Ragionerete di logica con il matematico Renato Caccioppoli, 34 anni, nato nel 1904 e ammesso nel 1939.

Conoscerete la triste storia di Teresa Alfieri che parlava con gli spiriti, 43 anni, nata nel 1904 e ammessa nel 1947.

Sul filo della follia camminano  giovani e anziani, studiosi e gente semplice, uomini e donne.  La loro è una voce comune, nel manicomio non ci sono differenze sociali: lo studioso e l’analfabeta parlano allo stesso modo.
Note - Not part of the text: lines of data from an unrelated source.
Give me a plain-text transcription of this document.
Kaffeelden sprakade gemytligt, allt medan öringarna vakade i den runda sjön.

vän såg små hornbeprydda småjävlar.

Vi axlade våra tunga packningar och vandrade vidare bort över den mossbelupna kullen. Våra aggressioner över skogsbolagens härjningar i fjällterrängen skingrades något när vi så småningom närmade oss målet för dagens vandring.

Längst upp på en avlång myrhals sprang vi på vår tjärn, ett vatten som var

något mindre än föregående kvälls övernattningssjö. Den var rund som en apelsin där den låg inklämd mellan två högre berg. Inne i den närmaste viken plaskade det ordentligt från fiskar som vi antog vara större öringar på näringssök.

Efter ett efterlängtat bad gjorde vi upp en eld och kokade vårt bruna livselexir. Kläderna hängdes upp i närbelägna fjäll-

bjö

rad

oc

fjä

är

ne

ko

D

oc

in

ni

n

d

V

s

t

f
È come se le disparità sociali svanissero davanti alla malattia per dare a tutti la possibilità di sottrarsi all’oblio degli uomini e del tempo. Questa uguaglianza d’espressione mi ha ricordato la poesia più famosa e amata di Antonio De Curtis, in arte Totò: ‘A livella.

 Sti pagliacciate ‘e ffanno sulo e vive: nuje simmo serie… appartenimmo a morte!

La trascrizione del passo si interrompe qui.